Star
rating - 8/10
A chess match does not perhaps make the most obvious
subject matter for a play - but then The
Machine by writer Matt Charman, is really about a power struggle; a battle
of wills; two brilliant people pitted against each other. And it's also about
the role technology and machines increasingly play in our lives, and in that
respect it is very though provoking.
Chess Grand Master Gary Kasparov and his battle against a
computer in 1997 New York is the setting, although it feels more like an
American football game with all its surrounding razzamatazz that gets the
audience involved from the off. The cleverly designed set is both a giant television
set for the contest, and also the setting for the flashbacks through the lives
of both Kasparov, and the team who built the machine, Deep Blue.
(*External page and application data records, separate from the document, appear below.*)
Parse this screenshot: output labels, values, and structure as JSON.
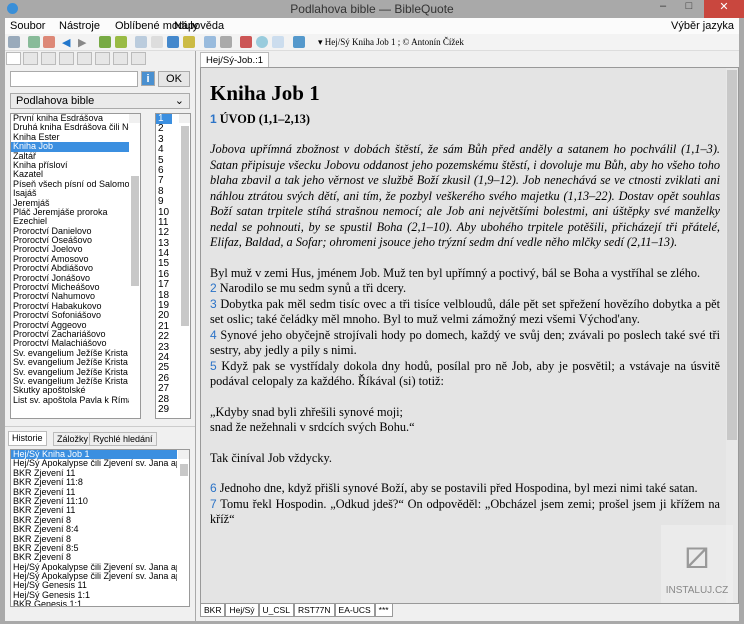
{
  "window": {
    "title": "Podlahova bible — BibleQuote",
    "minimize": "–",
    "maximize": "□",
    "close": "✕"
  },
  "menu": [
    "Soubor",
    "Nástroje",
    "Oblíbené moduly",
    "Nápověda"
  ],
  "menu_right": "Výběr jazyka",
  "toolbar": {
    "reference": "▾ Hej/Sý Kniha Job 1   ; © Antonín Čížek"
  },
  "left": {
    "search_value": "",
    "info_label": "i",
    "ok_label": "OK",
    "module_select": "Podlahova bible",
    "books": [
      "První kniha Esdrášova",
      "Druhá kniha Esdrášova čili Nehemiášova",
      "Kniha Ester",
      "Kniha Job",
      "Žaltář",
      "Kniha přísloví",
      "Kazatel",
      "Píseň všech písní od Šalomouna",
      "Isajáš",
      "Jeremjáš",
      "Pláč Jeremjáše proroka",
      "Ezechiel",
      "Proroctví Danielovo",
      "Proroctví Oseášovo",
      "Proroctví Joelovo",
      "Proroctví Amosovo",
      "Proroctví Abdiášovo",
      "Proroctví Jonášovo",
      "Proroctví Micheášovo",
      "Proroctví Nahumovo",
      "Proroctví Habakukovo",
      "Proroctví Sofoniášovo",
      "Proroctví Aggeovo",
      "Proroctví Zachariášovo",
      "Proroctví Malachiášovo",
      "Sv. evangelium Ježíše Krista podle Matouše",
      "Sv. evangelium Ježíše Krista podle Marka",
      "Sv. evangelium Ježíše Krista podle Lukáše",
      "Sv. evangelium Ježíše Krista podle Jana",
      "Skutky apoštolské",
      "List sv. apoštola Pavla k Římanům"
    ],
    "selected_book": 3,
    "chapters": [
      "1",
      "2",
      "3",
      "4",
      "5",
      "6",
      "7",
      "8",
      "9",
      "10",
      "11",
      "12",
      "13",
      "14",
      "15",
      "16",
      "17",
      "18",
      "19",
      "20",
      "21",
      "22",
      "23",
      "24",
      "25",
      "26",
      "27",
      "28",
      "29"
    ],
    "tabs": [
      "Historie",
      "Záložky",
      "Rychlé hledání"
    ],
    "history": [
      "Hej/Sý Kniha Job 1",
      "Hej/Sý Apokalypse čili Zjevení sv. Jana apoštola",
      "BKR Zjevení 11",
      "BKR Zjevení 11:8",
      "BKR Zjevení 11",
      "BKR Zjevení 11:10",
      "BKR Zjevení 11",
      "BKR Zjevení 8",
      "BKR Zjevení 8:4",
      "BKR Zjevení 8",
      "BKR Zjevení 8:5",
      "BKR Zjevení 8",
      "Hej/Sý Apokalypse čili Zjevení sv. Jana apoštola",
      "Hej/Sý Apokalypse čili Zjevení sv. Jana apoštola",
      "Hej/Sý Genesis 11",
      "Hej/Sý Genesis 1:1",
      "BKR Genesis 1:1"
    ]
  },
  "doc": {
    "tab": "Hej/Sý-Job.:1",
    "title": "Kniha Job 1",
    "heading_num": "1",
    "heading": "ÚVOD (1,1–2,13)",
    "intro": "Jobova upřímná zbožnost v dobách štěstí, že sám Bůh před anděly a satanem ho pochválil (1,1–3). Satan připisuje všecku Jobovu oddanost jeho pozemskému štěstí, i dovoluje mu Bůh, aby ho všeho toho blaha zbavil a tak jeho věrnost ve službě Boží zkusil (1,9–12). Job nenechává se ve ctnosti zviklati ani náhlou ztrátou svých dětí, ani tím, že pozbyl veškerého svého majetku (1,13–22). Dostav opět souhlas Boží satan trpitele stíhá strašnou nemocí; ale Job ani největšími bolestmi, ani úštěpky své manželky nedal se pohnouti, by se spustil Boha (2,1–10). Aby ubohého trpitele potěšili, přicházejí tři přátelé, Elifaz, Baldad, a Sofar; ohromeni jsouce jeho trýzní sedm dní vedle něho mlčky sedí (2,11–13).",
    "v1": "Byl muž v zemi Hus, jménem Job. Muž ten byl upřímný a poctivý, bál se Boha a vystříhal se zlého.",
    "verses": [
      {
        "n": "2",
        "t": "Narodilo se mu sedm synů a tři dcery."
      },
      {
        "n": "3",
        "t": "Dobytka pak měl sedm tisíc ovec a tři tisíce velbloudů, dále pět set spřežení hovězího dobytka a pět set oslic; také čeládky měl mnoho. Byl to muž velmi zámožný mezi všemi Východ'any."
      },
      {
        "n": "4",
        "t": "Synové jeho obyčejně strojívali hody po domech, každý ve svůj den; zvávali po poslech také své tři sestry, aby jedly a pily s nimi."
      },
      {
        "n": "5",
        "t": "Když pak se vystřídaly dokola dny hodů, posílal pro ně Job, aby je posvětil; a vstávaje na úsvitě podával celopaly za každého. Říkával (si) totiž:"
      }
    ],
    "quote1": "„Kdyby snad byli zhřešili synové moji;",
    "quote2": "snad že nežehnali v srdcích svých Bohu.“",
    "after": "Tak činíval Job vždycky.",
    "verses2": [
      {
        "n": "6",
        "t": "Jednoho dne, když přišli synové Boží, aby se postavili před Hospodina, byl mezi nimi také satan."
      },
      {
        "n": "7",
        "t": "Tomu řekl Hospodin. „Odkud jdeš?“ On odpověděl: „Obcházel jsem zemi; prošel jsem ji křížem na kříž“"
      }
    ]
  },
  "bottom_tabs": [
    "BKR",
    "Hej/Sý",
    "U_CSL",
    "RST77N",
    "EA-UCS",
    "***"
  ],
  "watermark": "INSTALUJ.CZ"
}
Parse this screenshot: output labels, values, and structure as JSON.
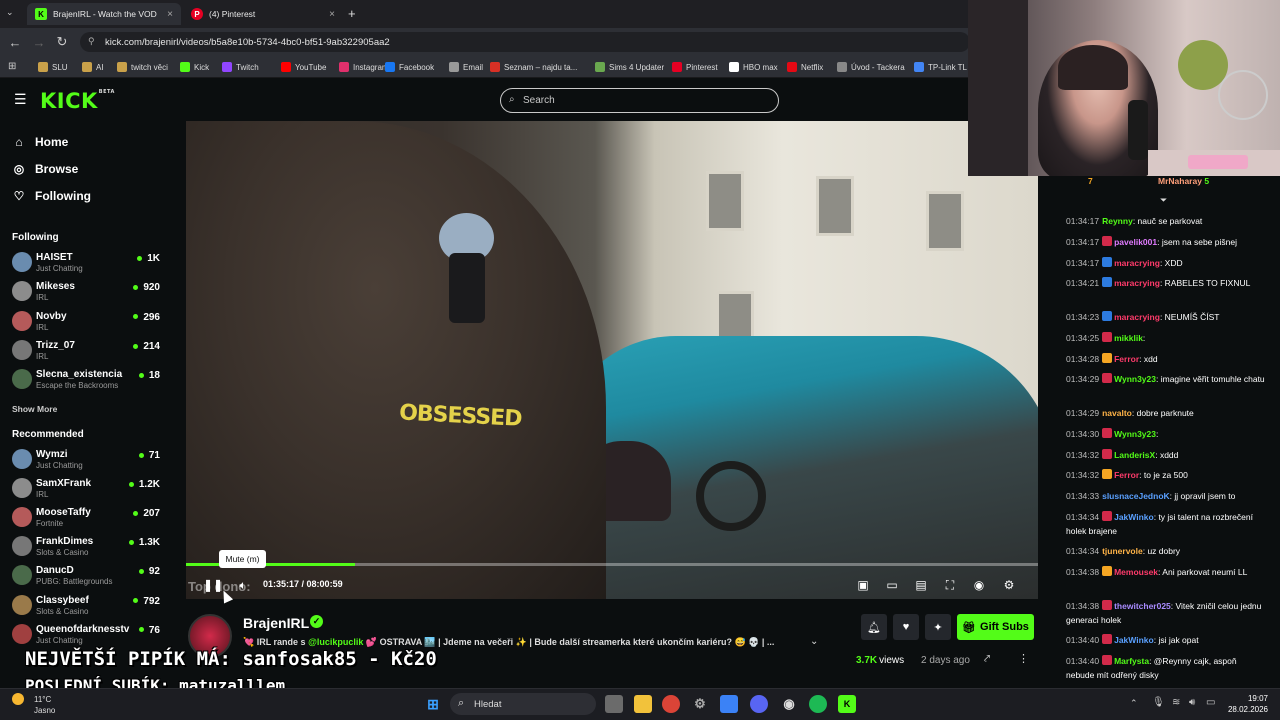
{
  "browser": {
    "tabs": [
      {
        "label": "BrajenIRL - Watch the VOD",
        "active": true
      },
      {
        "label": "(4) Pinterest",
        "active": false
      }
    ],
    "url": "kick.com/brajenirl/videos/b5a8e10b-5734-4bc0-bf51-9ab322905aa2",
    "bookmarks": [
      "SLU",
      "AI",
      "twitch věci",
      "Kick",
      "Twitch",
      "YouTube",
      "Instagram",
      "Facebook",
      "Email",
      "Seznam – najdu ta...",
      "Sims 4 Updater",
      "Pinterest",
      "HBO max",
      "Netflix",
      "Úvod - Tackera",
      "TP-Link TL"
    ]
  },
  "header": {
    "logo": "KICK",
    "logo_badge": "BETA",
    "search_placeholder": "Search"
  },
  "sidebar": {
    "nav": [
      {
        "label": "Home",
        "icon": "home-icon"
      },
      {
        "label": "Browse",
        "icon": "compass-icon"
      },
      {
        "label": "Following",
        "icon": "heart-icon"
      }
    ],
    "following_title": "Following",
    "following": [
      {
        "name": "HAISET",
        "category": "Just Chatting",
        "viewers": "1K"
      },
      {
        "name": "Mikeses",
        "category": "IRL",
        "viewers": "920"
      },
      {
        "name": "Novby",
        "category": "IRL",
        "viewers": "296"
      },
      {
        "name": "Trizz_07",
        "category": "IRL",
        "viewers": "214"
      },
      {
        "name": "Slecna_existencia",
        "category": "Escape the Backrooms",
        "viewers": "18"
      }
    ],
    "show_more": "Show More",
    "recommended_title": "Recommended",
    "recommended": [
      {
        "name": "Wymzi",
        "category": "Just Chatting",
        "viewers": "71"
      },
      {
        "name": "SamXFrank",
        "category": "IRL",
        "viewers": "1.2K"
      },
      {
        "name": "MooseTaffy",
        "category": "Fortnite",
        "viewers": "207"
      },
      {
        "name": "FrankDimes",
        "category": "Slots & Casino",
        "viewers": "1.3K"
      },
      {
        "name": "DanucD",
        "category": "PUBG: Battlegrounds",
        "viewers": "92"
      },
      {
        "name": "Classybeef",
        "category": "Slots & Casino",
        "viewers": "792"
      },
      {
        "name": "Queenofdarknesstv",
        "category": "Just Chatting",
        "viewers": "76"
      }
    ]
  },
  "player": {
    "tooltip": "Mute (m)",
    "overlay_top_text": "Top dono:",
    "time_current": "01:35:17",
    "time_total": "08:00:59",
    "progress": 0.198,
    "hoodie_text": "OBSESSED"
  },
  "stream": {
    "channel": "BrajenIRL",
    "title_prefix": "💘 IRL rande s ",
    "title_mention": "@lucikpuclik",
    "title_suffix": " 💕 OSTRAVA 🏙️ | Jdeme na večeři ✨ | Bude další streamerka které ukončím kariéru? 😅 💀 | ...",
    "views": "3.7K",
    "views_label": "views",
    "ago": "2 days ago",
    "gift_subs": "Gift Subs"
  },
  "overlay": {
    "line1": "NEJVĚTŠÍ PIPÍK MÁ: sanfosak85 - Kč20",
    "line2": "POSLEDNÍ SUBÍK: matuzalllem"
  },
  "chat": {
    "top_user": "MrNaharay",
    "top_count": "5",
    "messages": [
      {
        "t": "01:34:17",
        "user": "Reynny",
        "text": "nauč se parkovat",
        "color": "#53fc18",
        "badge": ""
      },
      {
        "t": "01:34:17",
        "user": "pavelik001",
        "text": "jsem na sebe pišnej",
        "color": "#e17bff",
        "badge": "#d22a4a"
      },
      {
        "t": "01:34:17",
        "user": "maracrying",
        "text": "XDD",
        "color": "#ff3b6b",
        "badge": "#2d7be0"
      },
      {
        "t": "01:34:21",
        "user": "maracrying",
        "text": "RABELES TO FIXNUL",
        "color": "#ff3b6b",
        "badge": "#2d7be0"
      },
      {
        "t": "01:34:23",
        "user": "maracrying",
        "text": "NEUMÍŠ ČÍST",
        "color": "#ff3b6b",
        "badge": "#2d7be0"
      },
      {
        "t": "01:34:25",
        "user": "mikklik",
        "text": "",
        "color": "#53fc18",
        "badge": "#d22a4a"
      },
      {
        "t": "01:34:28",
        "user": "Ferror",
        "text": "xdd",
        "color": "#ff3b6b",
        "badge": "#f5a623"
      },
      {
        "t": "01:34:29",
        "user": "Wynn3y23",
        "text": "imagine věřit tomuhle chatu",
        "color": "#53fc18",
        "badge": "#d22a4a"
      },
      {
        "t": "01:34:29",
        "user": "navalto",
        "text": "dobre parknute",
        "color": "#ffb347",
        "badge": ""
      },
      {
        "t": "01:34:30",
        "user": "Wynn3y23",
        "text": "",
        "color": "#53fc18",
        "badge": "#d22a4a"
      },
      {
        "t": "01:34:32",
        "user": "LanderisX",
        "text": "xddd",
        "color": "#53fc18",
        "badge": "#d22a4a"
      },
      {
        "t": "01:34:32",
        "user": "Ferror",
        "text": "to je za 500",
        "color": "#ff3b6b",
        "badge": "#f5a623"
      },
      {
        "t": "01:34:33",
        "user": "slusnaceJednoK",
        "text": "jj opravil jsem to",
        "color": "#5aa0ff",
        "badge": ""
      },
      {
        "t": "01:34:34",
        "user": "JakWinko",
        "text": "ty jsi talent na rozbrečení holek brajene",
        "color": "#5aa0ff",
        "badge": "#d22a4a"
      },
      {
        "t": "01:34:34",
        "user": "tjunervole",
        "text": "uz dobry",
        "color": "#ffb347",
        "badge": ""
      },
      {
        "t": "01:34:38",
        "user": "Memousek",
        "text": "Ani parkovat neumí LL",
        "color": "#ff3b6b",
        "badge": "#f5a623"
      },
      {
        "t": "01:34:38",
        "user": "thewitcher025",
        "text": "Vitek zničil celou jednu generaci holek",
        "color": "#a98bff",
        "badge": "#d22a4a"
      },
      {
        "t": "01:34:40",
        "user": "JakWinko",
        "text": "jsi jak opat",
        "color": "#5aa0ff",
        "badge": "#d22a4a"
      },
      {
        "t": "01:34:40",
        "user": "Marfysta",
        "text": "@Reynny cajk, aspoň nebude mít odřený disky",
        "color": "#53fc18",
        "badge": "#d22a4a"
      }
    ]
  },
  "taskbar": {
    "temp": "11°C",
    "weather": "Jasno",
    "search_placeholder": "Hledat",
    "time": "19:07",
    "date": "28.02.2026"
  }
}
Everyone, including
Kasparov himself thought he would beat the machine hands down, but the moment
he realised that there were actually brilliant minds who had created Deep Blue,
he was in for a battle royal.
Hadley Fraser is Kasparov, and Kenneth Lee plays
Feng-Hsiung Hsu, the brains behind the giant computer. Their chess moves are at
times more of a ballet, at times a gladiatorial contest, which is ingeniously
staged by Director Josie Rourke from the Donmar Warehouse. Francesca Annis
shows what a quality actor she is with her performance as Clara, Gary's mother,
the driving force behind his success. There is a large cast with incredibly
technical lines, not to mention chess moves, to memorise, but they pull it off
with panache.
The setting, the wonderful Campfield Market Hall, is a
real hidden gem, and although on another sultry summer evening it's lack of air
conditioning and temporary seating do not make for the most comfortable of environments, the drama
more than makes up for any passing inconvenience. The play goes on to New
York after the Manchester International Festival, and I hope they find it just
as engrossing and thrilling as the Manchester audiences clearly have.